The other side of the coin is economic gain. For other hacking it’s easy to see the route to money, but a question often asked is how to people make money from spam?

At a basic level there’s a few fundamental ways people make money from spam:

  • Harvesting valid emails.
    • Valid emails have a dollar value on the malware black markets. By sending spam they can verify the email is valid several ways, and the better the verfication the higher the value of the email.
      • It doesn’t bounce (lowest)
      • Cookies or “web beacons” (embedded images)
      • Read receipts
      • Replies (higher)
      • Clicking links (highest)

  • Selling stuff
    • Watches, sexual drugs, porn, etc.
    • Ironically many emails appearing to sell stuff are not really selling anything and are in fact one of the other activities.

  • Deliver malware – directly or indirectly (“Spearphishing”)
    • Either in the email itself or a malicious website after a link

  • Develop and Test malware
    • Confirm the efficacy of a “zero day” (see below)
    • The street value of a real good zero day can be $1000s or even more for an especially juicy one
    • The plus side of these is the attack is usually harmless. They want to notify success and then cleans up – like a burglar that picks your lock, looks around and maybe makes a phone call to confirm success, and then leaves while wiping down for prints and re-locking the door behind him

  • Pump and dump
    • Pushing some small stock. it sounds stupid but early on it worked well. Small issues like penny stocks with low volumes can be greatly influenced by an unexpectedly small bump in activity. Often times the actors drive it both ways. A bunch of emails say sell, crashing. The actor picks it up on a discount, then buy, and sell for a profit. Although it turns out the way psychology and markets work it often pays better to do it the other way and make money by “shorting” the issue.

“Phishing” is a technique to disguise spam. “Spearphishing” is using phishing in a targeted attack to deliver malware onto a users system. Many of the large compromises start with a spearphishing attack.

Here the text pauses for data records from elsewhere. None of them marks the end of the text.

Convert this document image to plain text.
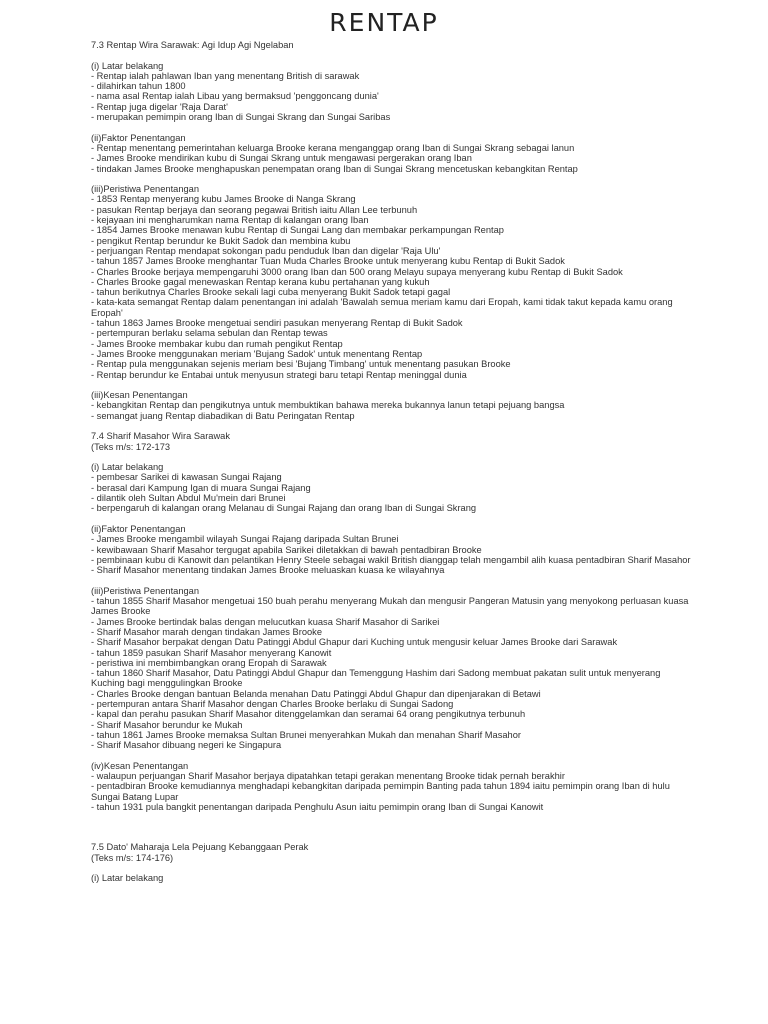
RENTAP
7.3 Rentap Wira Sarawak: Agi Idup Agi Ngelaban
(i) Latar belakang
- Rentap ialah pahlawan Iban yang menentang British di sarawak
- dilahirkan tahun 1800
- nama asal Rentap ialah Libau yang bermaksud 'penggoncang dunia'
- Rentap juga digelar 'Raja Darat'
- merupakan pemimpin orang Iban di Sungai Skrang dan Sungai Saribas
(ii)Faktor Penentangan
- Rentap menentang pemerintahan keluarga Brooke kerana menganggap orang Iban di Sungai Skrang sebagai lanun
- James Brooke mendirikan kubu di Sungai Skrang untuk mengawasi pergerakan orang Iban
- tindakan James Brooke menghapuskan penempatan orang Iban di Sungai Skrang mencetuskan kebangkitan Rentap
(iii)Peristiwa Penentangan
- 1853 Rentap menyerang kubu James Brooke di Nanga Skrang
- pasukan Rentap berjaya dan seorang pegawai British iaitu Allan Lee terbunuh
- kejayaan ini mengharumkan nama Rentap di kalangan orang Iban
- 1854 James Brooke menawan kubu Rentap di Sungai Lang dan membakar perkampungan Rentap
- pengikut Rentap berundur ke Bukit Sadok dan membina kubu
- perjuangan Rentap mendapat sokongan padu penduduk Iban dan digelar 'Raja Ulu'
- tahun 1857 James Brooke menghantar Tuan Muda Charles Brooke untuk menyerang kubu Rentap di Bukit Sadok
- Charles Brooke berjaya mempengaruhi 3000 orang Iban dan 500 orang Melayu supaya menyerang kubu Rentap di Bukit Sadok
- Charles Brooke gagal menewaskan Rentap kerana kubu pertahanan yang kukuh
- tahun berikutnya Charles Brooke sekali lagi cuba menyerang Bukit Sadok tetapi gagal
- kata-kata semangat Rentap dalam penentangan ini adalah 'Bawalah semua meriam kamu dari Eropah, kami tidak takut kepada kamu orang Eropah'
- tahun 1863 James Brooke mengetuai sendiri pasukan menyerang Rentap di Bukit Sadok
- pertempuran berlaku selama sebulan dan Rentap tewas
- James Brooke membakar kubu dan rumah pengikut Rentap
- James Brooke menggunakan meriam 'Bujang Sadok' untuk menentang Rentap
- Rentap pula menggunakan sejenis meriam besi 'Bujang Timbang' untuk menentang pasukan Brooke
- Rentap berundur ke Entabai untuk menyusun strategi baru tetapi Rentap meninggal dunia
(iii)Kesan Penentangan
- kebangkitan Rentap dan pengikutnya untuk membuktikan bahawa mereka bukannya lanun tetapi pejuang bangsa
- semangat juang Rentap diabadikan di Batu Peringatan Rentap
7.4 Sharif Masahor Wira Sarawak
(Teks m/s: 172-173
(i) Latar belakang
- pembesar Sarikei di kawasan Sungai Rajang
- berasal dari Kampung Igan di muara Sungai Rajang
- dilantik oleh Sultan Abdul Mu'mein dari Brunei
- berpengaruh di kalangan orang Melanau di Sungai Rajang dan orang Iban di Sungai Skrang
(ii)Faktor Penentangan
- James Brooke mengambil wilayah Sungai Rajang daripada Sultan Brunei
- kewibawaan Sharif Masahor tergugat apabila Sarikei diletakkan di bawah pentadbiran Brooke
- pembinaan kubu di Kanowit dan pelantikan Henry Steele sebagai wakil British dianggap telah mengambil alih kuasa pentadbiran Sharif Masahor
- Sharif Masahor menentang tindakan James Brooke meluaskan kuasa ke wilayahnya
(iii)Peristiwa Penentangan
- tahun 1855 Sharif Masahor mengetuai 150 buah perahu menyerang Mukah dan mengusir Pangeran Matusin yang menyokong perluasan kuasa James Brooke
- James Brooke bertindak balas dengan melucutkan kuasa Sharif Masahor di Sarikei
- Sharif Masahor marah dengan tindakan James Brooke
- Sharif Masahor berpakat dengan Datu Patinggi Abdul Ghapur dari Kuching untuk mengusir keluar James Brooke dari Sarawak
- tahun 1859 pasukan Sharif Masahor menyerang Kanowit
- peristiwa ini membimbangkan orang Eropah di Sarawak
- tahun 1860 Sharif Masahor, Datu Patinggi Abdul Ghapur dan Temenggung Hashim dari Sadong membuat pakatan sulit untuk menyerang Kuching bagi menggulingkan Brooke
- Charles Brooke dengan bantuan Belanda menahan Datu Patinggi Abdul Ghapur dan dipenjarakan di Betawi
- pertempuran antara Sharif Masahor dengan Charles Brooke berlaku di Sungai Sadong
- kapal dan perahu pasukan Sharif Masahor ditenggelamkan dan seramai 64 orang pengikutnya terbunuh
- Sharif Masahor berundur ke Mukah
- tahun 1861 James Brooke memaksa Sultan Brunei menyerahkan Mukah dan menahan Sharif Masahor
- Sharif Masahor dibuang negeri ke Singapura
(iv)Kesan Penentangan
- walaupun perjuangan Sharif Masahor berjaya dipatahkan tetapi gerakan menentang Brooke tidak pernah berakhir
- pentadbiran Brooke kemudiannya menghadapi kebangkitan daripada pemimpin Banting pada tahun 1894 iaitu pemimpin orang Iban di hulu Sungai Batang Lupar
- tahun 1931 pula bangkit penentangan daripada Penghulu Asun iaitu pemimpin orang Iban di Sungai Kanowit
7.5 Dato' Maharaja Lela Pejuang Kebanggaan Perak
(Teks m/s: 174-176)
(i) Latar belakang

Of these spearphishing is the most dangerous to the end user. These attacks are almost always done with the goal to gain access to network resources and steal data. In the case of criminals it can be financial data or other “PII” (personally identifiable information) useful for engaging in identity theft. In the case of state interests it’s often industrial and commercial data – source code, designs, etc. Some of these attacks take years with a specific goal – these are called “APTs” – advanced persistent threats.

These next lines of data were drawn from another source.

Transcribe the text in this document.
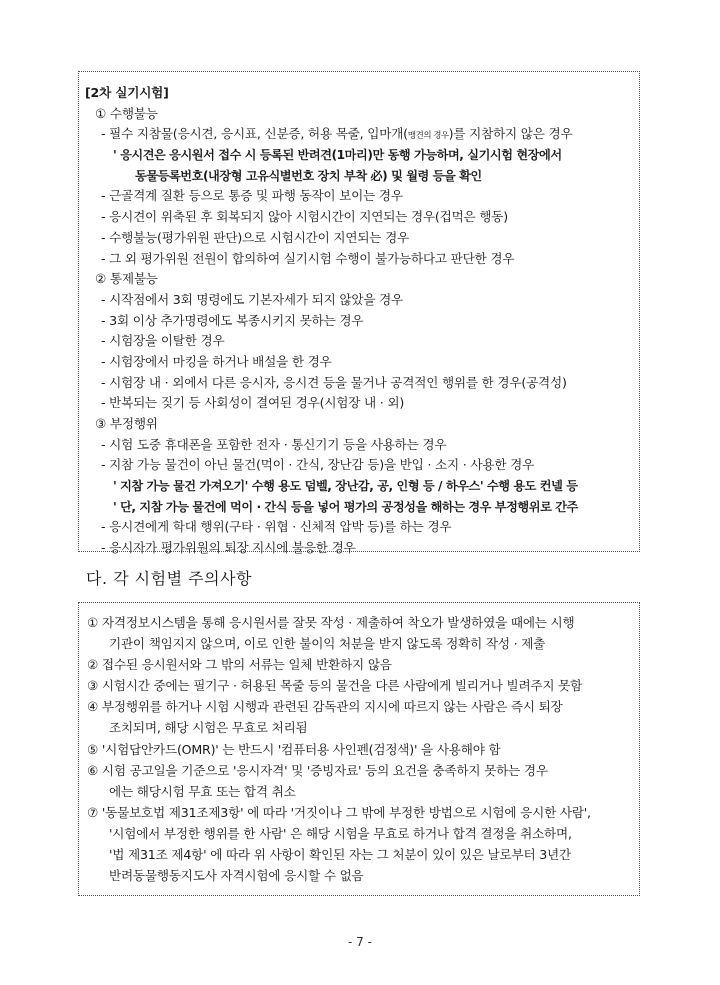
[2차 실기시험]
① 수행불능
- 필수 지참물(응시견, 응시표, 신분증, 허용 목줄, 입마개(맹견의 경우)를 지참하지 않은 경우
' 응시견은 응시원서 접수 시 등록된 반려견(1마리)만 동행 가능하며, 실기시험 현장에서
동물등록번호(내장형 고유식별번호 장치 부착 必) 및 월령 등을 확인
- 근골격계 질환 등으로 통증 및 파행 동작이 보이는 경우
- 응시견이 위축된 후 회복되지 않아 시험시간이 지연되는 경우(겁먹은 행동)
- 수행불능(평가위원 판단)으로 시험시간이 지연되는 경우
- 그 외 평가위원 전원이 합의하여 실기시험 수행이 불가능하다고 판단한 경우
② 통제불능
- 시작점에서 3회 명령에도 기본자세가 되지 않았을 경우
- 3회 이상 추가명령에도 복종시키지 못하는 경우
- 시험장을 이탈한 경우
- 시험장에서 마킹을 하거나 배설을 한 경우
- 시험장 내 · 외에서 다른 응시자, 응시견 등을 물거나 공격적인 행위를 한 경우(공격성)
- 반복되는 짖기 등 사회성이 결여된 경우(시험장 내 · 외)
③ 부정행위
- 시험 도중 휴대폰을 포함한 전자 · 통신기기 등을 사용하는 경우
- 지참 가능 물건이 아닌 물건(먹이 · 간식, 장난감 등)을 반입 · 소지 · 사용한 경우
' 지참 가능 물건 가져오기' 수행 용도 덤벨, 장난감, 공, 인형 등 / 하우스' 수행 용도 컨넬 등
' 단, 지참 가능 물건에 먹이 · 간식 등을 넣어 평가의 공정성을 해하는 경우 부정행위로 간주
- 응시견에게 학대 행위(구타 · 위협 · 신체적 압박 등)를 하는 경우
- 응시자가 평가위원의 퇴장 지시에 불응한 경우
다. 각 시험별 주의사항
① 자격정보시스템을 통해 응시원서를 잘못 작성 · 제출하여 착오가 발생하였을 때에는 시행
기관이 책임지지 않으며, 이로 인한 불이익 처분을 받지 않도록 정확히 작성 · 제출
② 접수된 응시원서와 그 밖의 서류는 일체 반환하지 않음
③ 시험시간 중에는 필기구 · 허용된 목줄 등의 물건을 다른 사람에게 빌리거나 빌려주지 못함
④ 부정행위를 하거나 시험 시행과 관련된 감독관의 지시에 따르지 않는 사람은 즉시 퇴장
조치되며, 해당 시험은 무효로 처리됨
⑤ '시험답안카드(OMR)' 는 반드시 '컴퓨터용 사인펜(검정색)' 을 사용해야 함
⑥ 시험 공고일을 기준으로 '응시자격' 및 '증빙자료' 등의 요건을 충족하지 못하는 경우
에는 해당시험 무효 또는 합격 취소
⑦ '동물보호법 제31조제3항' 에 따라 '거짓이나 그 밖에 부정한 방법으로 시험에 응시한 사람',
'시험에서 부정한 행위를 한 사람' 은 해당 시험을 무효로 하거나 합격 결정을 취소하며,
'법 제31조 제4항' 에 따라 위 사항이 확인된 자는 그 처분이 있이 있은 날로부터 3년간
반려동물행동지도사 자격시험에 응시할 수 없음
- 7 -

Advanced attacks often use “zero days” – attacks against vulnerabilities that aren’t known and have no published defense or patch.

A short example of a very large compromise:

  • A link in a spearphishing email to a marketing employee at a company called RSA is clicked.
    • That email takes to a link that exploits a “zero day” vulnerability to download a file (“drive by download”) that implants a trojan onto that users system

  • Through that trojan agent a series of follow on attacks ultimately steals the source code and “private keys” to the RSA security tokens. These tokens are widely used for “two factor” authentication for VPNs, email and other critical infrastructure.
  • RSA tokens are widely used in the defense contractors and military.
  • Somebody uses the knowledge to gain access to Lockheed-Martin and other defense contractors VPNs and Web email
  • Further attacks steal or attempt to steal classified weapons designs and code

This type of attack is not Tony Soprano doing an internet shakedown – it’s “state interests” and similar actors.

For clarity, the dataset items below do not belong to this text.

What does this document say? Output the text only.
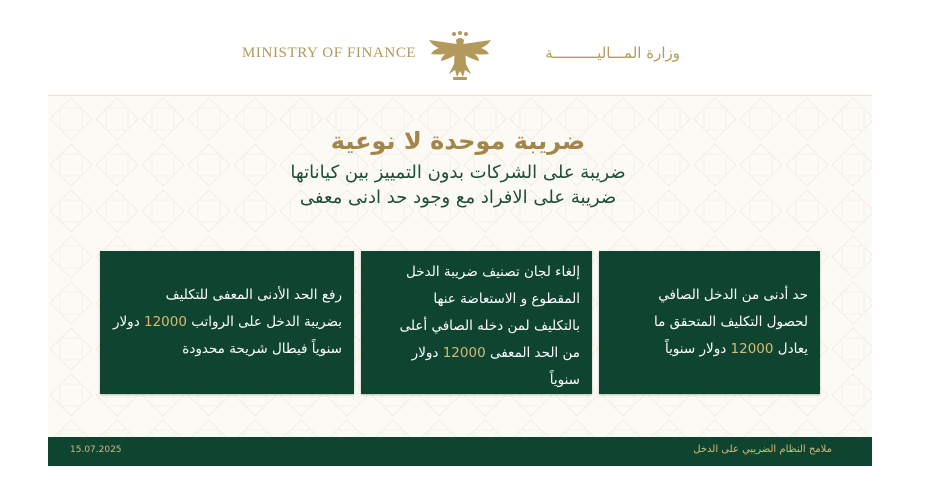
MINISTRY OF FINANCE	وزارة المـــاليــــــــــة
ضريبة موحدة لا نوعية
ضريبة على الشركات بدون التمييز بين كياناتها
ضريبة على الافراد مع وجود حد ادنى معفى

رفع الحد الأدنى المعفى للتكليف

بضريبة الدخل على الرواتب 12000 دولار

سنوياً فيطال شريحة محدودة

إلغاء لجان تصنيف ضريبة الدخل

المقطوع و الاستعاضة عنها

بالتكليف لمن دخله الصافي أعلى

من الحد المعفى 12000 دولار

سنوياً

حد أدنى من الدخل الصافي

لحصول التكليف المتحقق ما

يعادل 12000 دولار سنوياً

15.07.2025	ملامح النظام الضريبي على الدخل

As many know – it can be difficult to impossible to fully defend against a focused attack especially with a large body of code and a large user base. But those types of attacks are done either because of serious passion (a real big axe to grind) or economic gain. So for any smaller operator the things to do security wise are normal best practices against existing and known threats as well as typical potential threats and best practices to isolate and minimize exposure if there is success. Much like locked doors and good lighting, most defense about making it hard enough to the bad guys to they move onto the next victim.